Using the LLM evaluation criteria, we calculate the ROUGE score for the text and quantify the quality of the text.
eval_map_yolo_torch
Calculate the mean average precision (mAP) of the test data from the inference results of the Pytorch object detection model and evaluate the accuracy.
eval_model_adversarial_robustness
For deep learning models, perturbations are added to the input data, adversarial data is generated under distance measure constraints, and the strength of the perturbations and the change in predictive performance are evaluated to measure robustness.
eval_model_image_classify_acc_adversarial_example
Generates adversarial sample images from input images and calculates accuracy information (Accuracy, Precision, Recall, F-value, AUC) for the input model (an image classification model trained on input images).
These accuracy metrics allow the evaluation of the accuracy and stability of machine learning models.
eval_model_peformance_pytorch
Given a dataset and a PyTorch classification model, evaluates the inference accuracy of the model from the dataset’s inference results.
Calculates accuracy, AP (average precision), and balanced accuracy for inferences on the dataset, assessing the model’s inference precision.
eval_model_regression_rmse_and_mae
Calculate the RMSE (Root Mean Square Error) and MAE (Mean Absolute Error) of a multiple regression analysis model constructed with multiple explanatory variables and one target variable.

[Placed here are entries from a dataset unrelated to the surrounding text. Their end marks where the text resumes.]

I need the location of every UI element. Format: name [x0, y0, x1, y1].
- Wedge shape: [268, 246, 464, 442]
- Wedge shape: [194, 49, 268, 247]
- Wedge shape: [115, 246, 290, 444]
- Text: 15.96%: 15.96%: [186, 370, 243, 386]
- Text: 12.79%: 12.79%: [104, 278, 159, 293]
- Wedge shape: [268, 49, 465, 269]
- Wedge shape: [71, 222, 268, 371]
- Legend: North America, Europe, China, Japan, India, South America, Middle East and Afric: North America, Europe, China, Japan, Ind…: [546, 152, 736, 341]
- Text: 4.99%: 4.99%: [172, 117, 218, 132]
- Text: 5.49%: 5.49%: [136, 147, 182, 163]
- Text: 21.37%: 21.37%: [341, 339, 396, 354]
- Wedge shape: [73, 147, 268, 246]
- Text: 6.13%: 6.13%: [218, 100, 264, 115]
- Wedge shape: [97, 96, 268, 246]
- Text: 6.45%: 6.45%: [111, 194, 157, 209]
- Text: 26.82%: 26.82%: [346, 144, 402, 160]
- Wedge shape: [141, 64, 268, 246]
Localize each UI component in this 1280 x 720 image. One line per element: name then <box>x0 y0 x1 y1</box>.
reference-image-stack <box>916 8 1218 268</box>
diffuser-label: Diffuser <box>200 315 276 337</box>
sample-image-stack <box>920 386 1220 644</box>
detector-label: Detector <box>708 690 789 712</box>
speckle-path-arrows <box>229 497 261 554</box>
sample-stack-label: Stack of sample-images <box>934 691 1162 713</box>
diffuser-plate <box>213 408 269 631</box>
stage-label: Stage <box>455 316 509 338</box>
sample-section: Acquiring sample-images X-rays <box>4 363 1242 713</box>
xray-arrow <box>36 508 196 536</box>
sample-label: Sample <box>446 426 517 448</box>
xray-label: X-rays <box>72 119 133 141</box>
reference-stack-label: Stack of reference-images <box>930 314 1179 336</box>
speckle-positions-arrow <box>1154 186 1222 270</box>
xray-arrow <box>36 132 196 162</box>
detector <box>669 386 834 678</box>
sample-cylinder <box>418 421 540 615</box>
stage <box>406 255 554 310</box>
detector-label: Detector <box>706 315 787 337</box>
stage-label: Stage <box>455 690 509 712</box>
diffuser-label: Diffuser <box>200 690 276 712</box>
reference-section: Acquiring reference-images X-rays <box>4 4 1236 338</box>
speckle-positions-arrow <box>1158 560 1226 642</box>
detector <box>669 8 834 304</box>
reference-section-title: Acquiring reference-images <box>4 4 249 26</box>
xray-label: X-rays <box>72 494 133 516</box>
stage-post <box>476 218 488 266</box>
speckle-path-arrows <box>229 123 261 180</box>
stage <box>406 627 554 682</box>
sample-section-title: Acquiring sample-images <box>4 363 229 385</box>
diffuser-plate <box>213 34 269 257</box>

eval_model_yolo_detect_robustness
We apply adversarial perturbations to the YOLO object detection model under the L∞/L2 constraints and measure and evaluate their impact.
We calculate the rate of decline in model accuracy (mAP) and the rate of increase in false negatives (FNR) due to adversarial attacks for each perturbation amount, and visualize the progress to reveal the model’s vulnerability to attacks.
eval_noise_score_aquavs
To evaluate the stability of the model, we will validate with labels that have added noise.
Using the latent representations from the SVAE, we will measure the “noise score” of each sample in the input dataset to detect anomalies.
eval_processcheck_problem_domain_analysis
A checklist method is used to examine whether the dataset used for the machine learning system satisfies the sufficiency of problem domain analysis.
eval_surprise_adequacy
We are calculating the Surprise Adequacy (SA) of the input VAE model.
SA evaluates the activation traces of each neuron for each sample in the input data.